Some of the recent studies suggest that PA diameter is not a meaningful indicator of PTE severity (14-16). Similarly, we could not determine a significant correlation between P score and Q score and the PA diameter. The role of PA diameter in determining the severity of PTE is controversial.
Echocardiographic data was available in 70.9% of the cases. The echocardiographic detection of RV dysfunction is an important sign of prognosis related with high complication and mortality in patients with acute PE (20-22). In our study, P score and Qanadli score was significantly higher in patients with RV dilatation and RV dysfunction. It is essential to mention the importance of the analysis results of nonsurvivors briefly. Six patients (10.9 %) did not benefit from treatment and died within 45 days. Echocardiographic examination was performed on four of them. Although it seems as an inadequate number to make analysis, we established an important point to be considered. Four of these patients had RV dysfunction and RV dilatation on echocardiography. The RV/LV ratio was greater than one in three of them. Moreover they had high P scores ranging in between 55 - 75 (mean P score was 63.75). Comprehensive studies with larger patient population may strengthen this association.

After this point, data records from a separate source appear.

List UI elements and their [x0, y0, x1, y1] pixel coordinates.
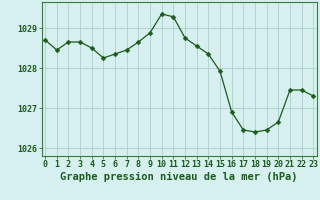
X-axis label: Graphe pression niveau de la mer (hPa): Graphe pression niveau de la mer (hPa) — [60, 172, 298, 182]
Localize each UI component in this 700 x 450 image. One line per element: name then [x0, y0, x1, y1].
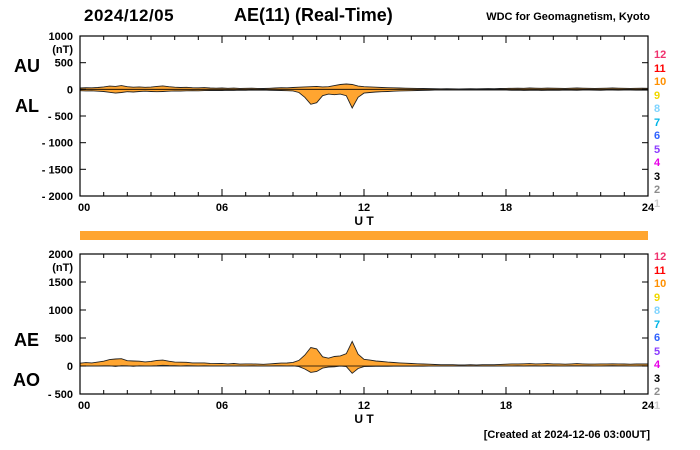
y-tick-label: - 500 [48, 111, 73, 123]
plot-box [79, 35, 649, 197]
station-number-12: 12 [654, 49, 667, 61]
series-label-ae: AE [14, 330, 40, 350]
series-label-al: AL [15, 96, 39, 116]
station-number-1: 1 [654, 197, 661, 210]
x-tick-label: 18 [500, 202, 512, 214]
chart-panel-ae-ao: 2000 1500 1000 500 0 - 500 (nT) 00 06 12 18 24 U T [48, 249, 655, 426]
x-axis-label: U T [354, 214, 374, 228]
y-tick-label: - 1000 [42, 138, 73, 150]
y-axis-unit: (nT) [52, 262, 73, 274]
station-number-6: 6 [654, 130, 661, 142]
x-tick-label: 06 [216, 202, 228, 214]
station-list-top: 12 11 10 9 8 7 6 5 4 3 2 1 [654, 49, 666, 211]
y-tick-label: 0 [67, 361, 73, 373]
credit-label: WDC for Geomagnetism, Kyoto [486, 11, 650, 23]
x-tick-label: 06 [216, 400, 228, 412]
y-tick-label: - 500 [48, 389, 73, 401]
plot-box [79, 253, 649, 395]
station-list-bottom: 12 11 10 9 8 7 6 5 4 3 2 1 [654, 251, 666, 413]
y-tick-label: 2000 [49, 249, 73, 261]
station-number-3: 3 [654, 170, 661, 183]
y-tick-label: - 1500 [42, 164, 73, 176]
series-line-ae [79, 340, 649, 366]
y-tick-label: 1500 [49, 277, 73, 289]
station-number-2: 2 [654, 184, 661, 196]
station-number-11: 11 [654, 264, 666, 277]
y-tick-label: - 2000 [42, 191, 73, 203]
station-number-5: 5 [654, 143, 661, 156]
station-number-12: 12 [654, 251, 667, 263]
station-number-10: 10 [654, 278, 667, 290]
station-number-8: 8 [654, 103, 661, 115]
station-number-6: 6 [654, 332, 661, 344]
y-tick-label: 1000 [49, 31, 73, 43]
series-line-ao [80, 364, 649, 374]
station-number-10: 10 [654, 76, 667, 88]
station-number-5: 5 [654, 345, 661, 358]
series-line-au [79, 83, 649, 90]
y-tick-label: 0 [67, 84, 73, 96]
date-label: 2024/12/05 [84, 6, 175, 25]
x-axis-label: U T [354, 412, 374, 426]
page-title: AE(11) (Real-Time) [234, 5, 393, 25]
station-number-8: 8 [654, 305, 661, 317]
station-number-11: 11 [654, 62, 666, 75]
y-tick-label: 1000 [49, 305, 73, 317]
station-number-7: 7 [654, 116, 661, 129]
x-tick-label: 18 [500, 400, 512, 412]
created-at-label: [Created at 2024-12-06 03:00UT] [483, 429, 650, 441]
availability-bar [80, 231, 648, 240]
x-tick-label: 24 [642, 400, 655, 412]
x-tick-label: 12 [358, 202, 370, 214]
chart-panel-au-al: 1000 500 0 - 500 - 1000 - 1500 - 2000 (nT) 00 06 1… [42, 31, 655, 228]
y-tick-label: 500 [55, 58, 73, 70]
station-number-1: 1 [654, 399, 661, 412]
station-number-9: 9 [654, 89, 661, 102]
x-tick-label: 24 [642, 202, 655, 214]
station-number-2: 2 [654, 386, 661, 398]
series-label-au: AU [14, 56, 40, 76]
station-number-9: 9 [654, 291, 661, 304]
x-tick-label: 00 [78, 400, 90, 412]
station-number-7: 7 [654, 318, 661, 331]
data-area-ae-ao [80, 341, 648, 374]
data-area-au-al [80, 84, 648, 108]
series-label-ao: AO [13, 370, 40, 390]
x-tick-label: 12 [358, 400, 370, 412]
station-number-4: 4 [654, 157, 661, 169]
series-line-al [79, 89, 649, 109]
y-axis-unit: (nT) [52, 44, 73, 56]
x-tick-label: 00 [78, 202, 90, 214]
station-number-4: 4 [654, 359, 661, 371]
station-number-3: 3 [654, 372, 661, 385]
y-tick-label: 500 [55, 333, 73, 345]
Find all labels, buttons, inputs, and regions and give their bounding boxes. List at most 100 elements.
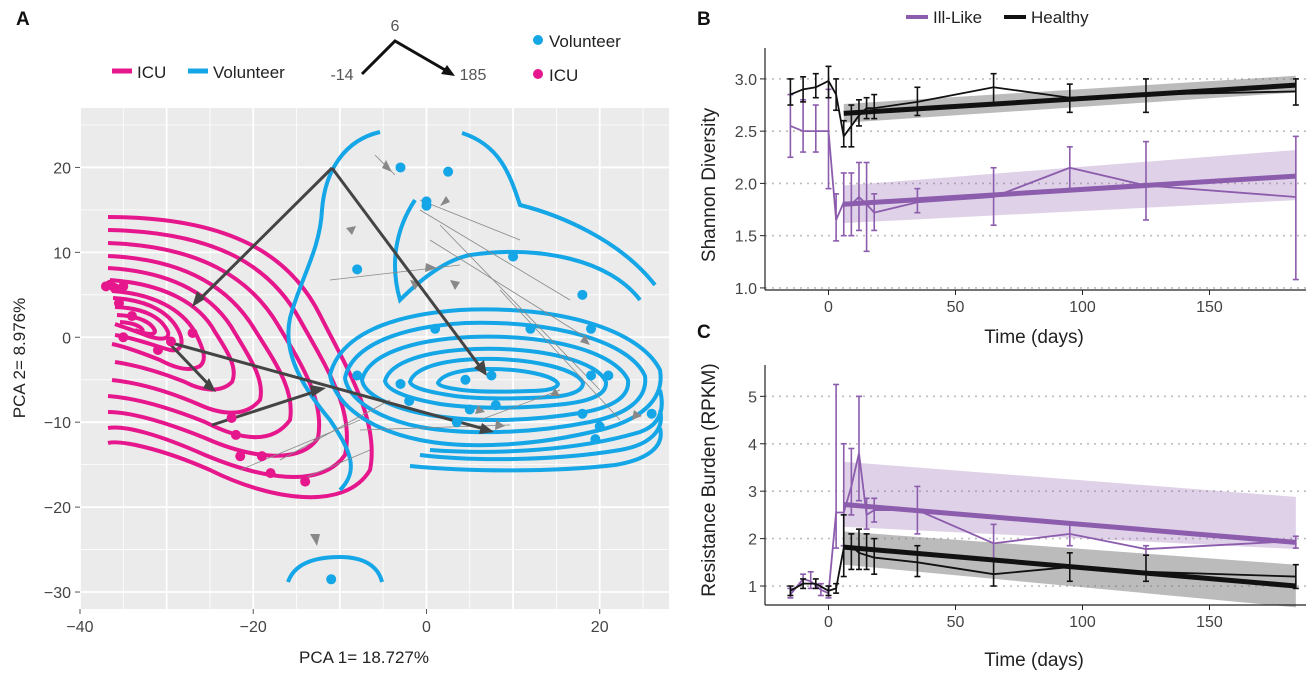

Low PaO2 values can be seen with the other lung diseases, hence we cannot accept hypoxemia as a specific indicator of PTE severity. PIOPED study suggest that PaO2 levels show no difference between PTE diagnosed patients that have additional cardiopulmonary disease or not (23). Huet et al. reported in their study that at least %80 of the patients with a diagnosis of PTE were hypoxemic (24). Similarly, Metafratzi et al. showed a significant correlation between PaO2 value and Qanadli score (25). Thieme et al. reported no correlation between the P score and oxygen saturation (11). In our study, there was no significant correlation between PaO2 value and either P score or Qanadli score. Since this is a retrospective study, we can not verify whether the saturation measurement was done before oxygen support or not.
Our study has several limitations. The main limitation is the retrospective design. Due to the retrospective design, the number of patients that were included in the whole clinical data was limited. The number of patients with adverse clinical outcome was also small. Congestive heart failure might be a confounding factor in the evaluation of P score and echocardiography and was present in five of our patients. Regarding the limitations mentioned above, our findings suggest importance of P score in detection of PE severity. Comprehensive studies with larger patient population may be more favorable to show correlation between P score and clinical parameters.
In conclusion, in acute pulmonary thromboembolic disease, assessment of perfusion score on DECT is a good adjunctive tool to other CTA parameters and echocardiography in detection of PTE severity.
Addition of perfusion changes to the clinical risk assessment will help in management of patients.